11. Cerita Kelam Si Bajingan

953 139 18
                                    

"Jangan bilang..." Aldevaro meneguk salivanya sekali lagi. "Jangan bilang kalau kakak yang berharap adeknya mati itu adalah lo sendiri?"

Mata Arunika langsung menyipit, senyumnya tercetak sinis. Tetapi dia tidak melakukan tindakan apa pun selain menyeruput kuah pop mie ayam bawang miliknya.

"Iya, memang gue." Arunika tersenyum tipis. Matanya memandangi kendaraan yang lalu lalang. "Lo udah tau keadaan adek gue, sekarang lo mau apa lagi? Nyebar fakta kalau adek gue kekurangan itu bener?"

Aldevaro menggeleng kuat. "Kurangi Suudzonnya. Nggak semua orang itu kayak apa yang lo pikirin."

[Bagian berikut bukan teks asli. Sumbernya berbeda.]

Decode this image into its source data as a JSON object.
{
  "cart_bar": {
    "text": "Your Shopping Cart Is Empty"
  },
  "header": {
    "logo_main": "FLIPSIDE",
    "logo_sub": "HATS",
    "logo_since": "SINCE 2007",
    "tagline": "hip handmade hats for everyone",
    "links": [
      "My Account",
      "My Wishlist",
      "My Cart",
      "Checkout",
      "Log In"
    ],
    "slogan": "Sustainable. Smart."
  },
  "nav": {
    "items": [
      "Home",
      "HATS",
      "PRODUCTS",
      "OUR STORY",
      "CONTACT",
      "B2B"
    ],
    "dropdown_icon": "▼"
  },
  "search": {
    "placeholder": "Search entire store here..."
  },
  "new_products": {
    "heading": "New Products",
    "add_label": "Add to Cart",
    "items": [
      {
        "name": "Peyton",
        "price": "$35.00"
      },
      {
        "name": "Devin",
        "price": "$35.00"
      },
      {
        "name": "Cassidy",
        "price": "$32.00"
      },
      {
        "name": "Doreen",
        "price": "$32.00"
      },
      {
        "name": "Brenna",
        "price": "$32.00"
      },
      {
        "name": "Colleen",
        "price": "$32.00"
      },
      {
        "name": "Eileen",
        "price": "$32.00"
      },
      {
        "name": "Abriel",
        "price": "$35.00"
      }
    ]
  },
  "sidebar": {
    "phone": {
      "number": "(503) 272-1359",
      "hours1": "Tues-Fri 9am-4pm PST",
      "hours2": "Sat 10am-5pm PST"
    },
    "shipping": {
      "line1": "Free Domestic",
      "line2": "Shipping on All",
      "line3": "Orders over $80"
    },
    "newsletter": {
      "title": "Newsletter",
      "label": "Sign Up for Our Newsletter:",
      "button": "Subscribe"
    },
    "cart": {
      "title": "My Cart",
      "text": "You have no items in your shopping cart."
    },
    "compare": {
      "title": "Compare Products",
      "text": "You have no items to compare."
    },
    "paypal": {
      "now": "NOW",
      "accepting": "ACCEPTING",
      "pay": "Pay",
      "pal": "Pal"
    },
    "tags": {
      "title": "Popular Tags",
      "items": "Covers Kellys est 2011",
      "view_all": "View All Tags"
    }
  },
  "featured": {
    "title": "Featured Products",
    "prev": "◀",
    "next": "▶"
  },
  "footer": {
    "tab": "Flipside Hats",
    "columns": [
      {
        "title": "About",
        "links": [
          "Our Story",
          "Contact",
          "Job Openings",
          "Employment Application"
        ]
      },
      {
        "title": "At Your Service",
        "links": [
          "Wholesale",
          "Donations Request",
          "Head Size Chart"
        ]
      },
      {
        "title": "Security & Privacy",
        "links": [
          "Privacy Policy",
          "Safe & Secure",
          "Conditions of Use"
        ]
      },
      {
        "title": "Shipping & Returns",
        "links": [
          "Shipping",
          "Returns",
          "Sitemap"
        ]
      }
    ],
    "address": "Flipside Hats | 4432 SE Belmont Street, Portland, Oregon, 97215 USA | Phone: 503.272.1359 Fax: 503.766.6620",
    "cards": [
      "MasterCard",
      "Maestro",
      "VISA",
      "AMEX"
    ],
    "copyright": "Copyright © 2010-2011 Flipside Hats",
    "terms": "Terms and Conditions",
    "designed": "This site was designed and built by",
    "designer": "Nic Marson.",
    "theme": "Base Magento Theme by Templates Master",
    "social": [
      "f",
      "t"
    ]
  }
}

"Tapi biasanya apa yang gue pikirin itu terjadi."

"Tapi kali ini enggak," ucap Aldevaro. Cowok dengan seragam sekolah yang lembab itu justru menunjuk langit. "Di sana, kakak perempuan gue lagi tidur. Dia tenggelam, terus meninggal di umur enam belas tahun. Waktu itu umur gue baru tiga belas."

Arunika hanya bisa diam. Tidak tahu harus bereaksi seperti apa. Apa lagi saat cowok itu tersenyum tipis lalu tekekeh layaknya pria kalah judi.

"Kata Mama, dia happy kalau gue lahir. Dia yang minta gue dibuat-"

"Bahasa lo, King." Arunika menyela cepat dan tertawa setelahnya.

Aldevaro terkekeh lagi. "Namanya Alesha Ranuel Queen. Cantik, kan?" tanyanya dan Arunika mengangguk.

"Sama kayak lo, gue dulu berharap dia pergi dari hidup gue. Gue nggak suka karena dia selalu marah, cerewet, galak banget. Tapi, sewaktu dia izin buat main ke Bogor, malamnya gue mimpi kalau dia bakal tenggelam. Dan jahatnya gue, bangun tidur langsung gue aminin." Aldevaro tertawa sumbang.

Dari tempatnya, Arunika merasakan apa yang cowok itu rasakan. Keduanya menginginkan kematian orang yang membuat mereka merasa terganggu.

Aldevaro mengetuk meja dengan jemarinya. "Waktu dia izin sama gue, dia bilang, "Cieee.. ada yang seneng nih kakaknya pergi." terus gue jawab, "Kapan lagi gue nggak kena jeweran lo." Kakak gue cuma ketawa aja."

Ada jeda di sana. Aldevaro meneguk sisa soda di dalam kaleng.

"Besoknya, waktu gue pulang main futsal–waktu itu habis Isya kalau nggak salah. Gue denger kalau kakak gue hilang. Sorenya, mayat Alesha ditemukan. Papa, Mama sama gue langsung berangkat ke Bandung karena kata pihak sekolah, kakak gue bakal dipulangkan ke rumah keluarga terdekat. Kebetulan di sana kampung gue, mayatnya dibawa ke rumah Kakek."

Arunika meneguk salivanya. Dia mengusap lengannya karena merinding mendengar cerita Aldevaro.

"Ucapan itu doa. Gue nangis waktu jasad Alesha dibawa ke Bandung. Gue ngerasa hancur. Ucapan dia yang paling membekas sampai sekarang waktu gue bilang kalau gue nggak suka liat dia hidup. Di depannya, gue bilang kalau gue benci dan mau dia pergi jauh," katanya, "Terus dia jawab, "Yaudah kalau itu mau lo. Gue bakal pergi dari sini, tapi lo harus janji jangan pernah bentak Papa sama Mama. Nggak boleh nyalahin diri sendiri untuk apa pun itu. Bisa?" Dan bodohnya lagi gue maki dia karena gue gak suka diatur."

Angin yang berembus tenang membuat sosok Arunika bisa menemukan sisi lain Aldevaro. Sosok yang saat ini sangat rapuh.

Aldevaro menarik napas panjang. "Seminggu kepergian dia, gue jadi lebih kalem. Keluarga gue hangat, cuma kehilangan satu orang aja. Papa sama Mama nggak pernah berhenti ngasih kasih sayangnya sama gue. Gue cuma perlu nurut sama peraturan yang dibuat. Dan gue bersyukur untuk itu," ucapnya lalu tersenyum.